Durante um trimestre em que os preços atingiram vários recordes, os bancos centrais intensificaram suas compras para alcançar 220 toneladas de julho a setembro. O número representa uma aceleração em comparação com os números do segundo trimestre, que registraram apenas 166 toneladas. Essas instituições adicionaram 634 toneladas até agora este ano.
Desconsiderando os Recordes de Preços, Bancos Centrais Aumentaram Compras de Ouro para 220 Toneladas no 3º Trimestre

Bancos Centrais Compraram 220 Toneladas de Ouro Durante o 3º Trimestre
Os Fatos
Um relatório do Conselho Mundial do Ouro (WGC) revelou que os bancos centrais aumentaram as compras de ouro durante o 3º trimestre, mesmo com a aceleração dos preços que levou o metal precioso a quebrar recordes.
Os bancos centrais adicionaram 220 toneladas aos seus cofres no período de julho a setembro, à medida que a demanda ganhou força em comparação com o trimestre anterior, quando apenas 166 toneladas de ouro foram compradas. Isso representa um aumento de 28% por cento.
O Banco Nacional do Cazaquistão destacou-se como o maior comprador, enquanto o Brasil adquiriu ouro pela primeira vez em mais de quatro anos.

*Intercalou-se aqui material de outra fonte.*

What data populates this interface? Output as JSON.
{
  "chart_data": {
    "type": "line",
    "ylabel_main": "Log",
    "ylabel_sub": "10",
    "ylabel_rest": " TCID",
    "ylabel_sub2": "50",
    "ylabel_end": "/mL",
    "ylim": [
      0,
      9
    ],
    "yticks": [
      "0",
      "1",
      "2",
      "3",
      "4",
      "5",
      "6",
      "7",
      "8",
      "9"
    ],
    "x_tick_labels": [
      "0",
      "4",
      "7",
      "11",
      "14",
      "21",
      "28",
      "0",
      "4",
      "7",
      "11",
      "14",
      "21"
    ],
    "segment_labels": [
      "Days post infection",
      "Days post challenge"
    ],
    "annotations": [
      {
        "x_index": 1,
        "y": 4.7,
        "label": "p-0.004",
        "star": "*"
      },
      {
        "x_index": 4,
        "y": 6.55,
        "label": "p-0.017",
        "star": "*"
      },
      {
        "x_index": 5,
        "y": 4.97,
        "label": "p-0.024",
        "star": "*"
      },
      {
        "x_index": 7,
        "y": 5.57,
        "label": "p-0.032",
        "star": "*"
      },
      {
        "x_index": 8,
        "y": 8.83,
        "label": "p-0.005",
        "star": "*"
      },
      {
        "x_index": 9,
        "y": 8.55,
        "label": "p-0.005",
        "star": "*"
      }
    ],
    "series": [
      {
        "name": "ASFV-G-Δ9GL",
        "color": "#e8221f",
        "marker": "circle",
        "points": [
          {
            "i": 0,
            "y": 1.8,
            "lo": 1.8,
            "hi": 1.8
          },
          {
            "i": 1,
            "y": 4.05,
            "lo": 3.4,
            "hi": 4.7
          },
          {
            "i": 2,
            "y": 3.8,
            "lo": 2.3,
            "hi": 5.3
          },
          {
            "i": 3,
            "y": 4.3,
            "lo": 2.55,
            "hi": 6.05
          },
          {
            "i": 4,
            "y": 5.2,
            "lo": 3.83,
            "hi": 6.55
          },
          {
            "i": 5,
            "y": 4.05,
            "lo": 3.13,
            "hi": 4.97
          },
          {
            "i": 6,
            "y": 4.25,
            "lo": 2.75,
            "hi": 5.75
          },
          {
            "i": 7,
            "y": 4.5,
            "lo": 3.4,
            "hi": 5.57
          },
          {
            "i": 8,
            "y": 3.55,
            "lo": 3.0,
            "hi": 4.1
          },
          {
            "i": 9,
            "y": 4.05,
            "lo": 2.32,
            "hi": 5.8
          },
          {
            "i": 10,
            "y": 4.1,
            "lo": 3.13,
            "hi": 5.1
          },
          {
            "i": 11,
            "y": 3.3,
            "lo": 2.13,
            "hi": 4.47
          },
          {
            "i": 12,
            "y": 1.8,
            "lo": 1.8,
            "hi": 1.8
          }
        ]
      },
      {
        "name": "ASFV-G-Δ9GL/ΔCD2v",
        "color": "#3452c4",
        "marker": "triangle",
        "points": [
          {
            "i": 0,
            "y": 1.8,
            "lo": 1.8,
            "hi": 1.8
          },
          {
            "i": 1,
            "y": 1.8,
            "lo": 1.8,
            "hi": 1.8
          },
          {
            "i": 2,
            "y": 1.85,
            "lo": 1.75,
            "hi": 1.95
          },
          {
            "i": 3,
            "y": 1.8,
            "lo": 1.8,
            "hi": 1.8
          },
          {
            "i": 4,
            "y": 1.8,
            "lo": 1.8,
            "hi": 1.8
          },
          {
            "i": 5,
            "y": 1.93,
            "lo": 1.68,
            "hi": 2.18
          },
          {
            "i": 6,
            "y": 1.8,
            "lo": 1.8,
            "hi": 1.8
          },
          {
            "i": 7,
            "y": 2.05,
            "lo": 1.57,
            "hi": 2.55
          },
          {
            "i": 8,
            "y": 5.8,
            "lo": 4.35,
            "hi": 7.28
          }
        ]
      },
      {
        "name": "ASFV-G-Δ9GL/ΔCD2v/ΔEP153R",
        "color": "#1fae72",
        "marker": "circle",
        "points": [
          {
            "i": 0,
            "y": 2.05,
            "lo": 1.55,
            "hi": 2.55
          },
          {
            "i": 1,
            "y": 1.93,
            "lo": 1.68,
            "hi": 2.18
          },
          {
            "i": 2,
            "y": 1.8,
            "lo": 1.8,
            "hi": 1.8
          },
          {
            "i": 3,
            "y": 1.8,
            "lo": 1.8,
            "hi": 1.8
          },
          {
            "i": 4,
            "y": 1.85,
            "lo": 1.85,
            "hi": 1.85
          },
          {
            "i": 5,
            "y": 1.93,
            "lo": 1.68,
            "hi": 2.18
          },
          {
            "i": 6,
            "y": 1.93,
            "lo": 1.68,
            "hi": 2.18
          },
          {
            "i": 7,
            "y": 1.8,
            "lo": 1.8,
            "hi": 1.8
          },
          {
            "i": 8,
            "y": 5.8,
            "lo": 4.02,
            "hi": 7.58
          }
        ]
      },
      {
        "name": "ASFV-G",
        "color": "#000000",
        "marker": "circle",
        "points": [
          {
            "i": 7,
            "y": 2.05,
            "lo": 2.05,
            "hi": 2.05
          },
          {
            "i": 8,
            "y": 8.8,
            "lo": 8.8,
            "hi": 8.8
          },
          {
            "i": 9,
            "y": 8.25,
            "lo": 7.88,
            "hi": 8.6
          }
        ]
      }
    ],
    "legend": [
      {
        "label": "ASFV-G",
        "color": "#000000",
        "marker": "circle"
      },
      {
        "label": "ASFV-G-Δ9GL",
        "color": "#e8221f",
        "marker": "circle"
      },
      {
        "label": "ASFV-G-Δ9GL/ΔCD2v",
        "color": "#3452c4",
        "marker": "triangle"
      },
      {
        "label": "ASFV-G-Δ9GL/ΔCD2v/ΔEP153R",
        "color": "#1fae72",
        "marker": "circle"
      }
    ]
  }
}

El Salvador também comprou ouro, fazendo sua primeira transação desde 1990.
As instituições adicionaram 634 toneladas de ouro desde janeiro. No entanto, mesmo com esses números, o conselho alertou que esses números estão abaixo dos três anos anteriores.
Embora o ouro tenha agora caído de seus renovados picos de preço, analistas afirmam que seu fascínio não perdeu brilho.
A analista sênior de mercados do WGC, Louise Street afirmou:
Tensões geopolíticas intensificadas, pressões inflacionárias persistentes e incertezas em torno da política comercial global alimentaram o apetite por ativos de refúgio seguro.
Por Que É Relevante
As compras sustentadas dos bancos centrais mostram que o ouro, embora tenha enfrentado um forte recuo de seus preços recordes recentemente, continua a ser considerado um ativo de refúgio seguro em tempos de incerteza comercial e geopolítica.
Além disso, essa tendência apoia previsões de bancos como o JPMorgan, que espera que os preços mais do que dobrem nos próximos três anos, à medida que os investidores buscam se proteger contra a volatilidade do mercado de ações.
Perspectivas Futuras
O conselho espera que essa tendência se mantenha no restante do ano, emitindo uma previsão total de compras na faixa de 750 a 900 toneladas para 2025. A instituição afirmou que o recente aumento “é evidência de que os bancos centrais continuam a adicionar ouro estrategicamente,” indicando um aumento adicional durante o 4º trimestre impulsionado por uma aceleração do afrouxamento monetário e um Federal Reserve mais dovish.
FAQ ❓
- O que o relatório do Conselho Mundial do Ouro revelou sobre as compras de ouro dos bancos centrais?
O relatório revelou que os bancos centrais compraram 220 toneladas de ouro no 3º trimestre de 2025, um aumento de 28% em relação às 166 toneladas do trimestre anterior. - Quais países foram compradores significativos de ouro durante este período?
O Cazaquistão surgiu como o maior comprador, enquanto o Brasil fez compras de ouro pela primeira vez em mais de quatro anos, e El Salvador adquiriu ouro pela primeira vez desde 1990. - Quais fatores estão impulsionando a demanda por ouro como ativo de refúgio seguro?
Tensões geopolíticas, inflação persistente e incerteza nas políticas comerciais globais têm alimentado o apetite por ouro entre os bancos centrais. - Quais são as previsões futuras para as compras de ouro pelos bancos centrais?
O Conselho Mundial do Ouro espera que as compras de ouro variem entre 750 e 900 toneladas em 2025, indicando uma adição estratégica de ativos de ouro em meio às incertezas econômicas em curso.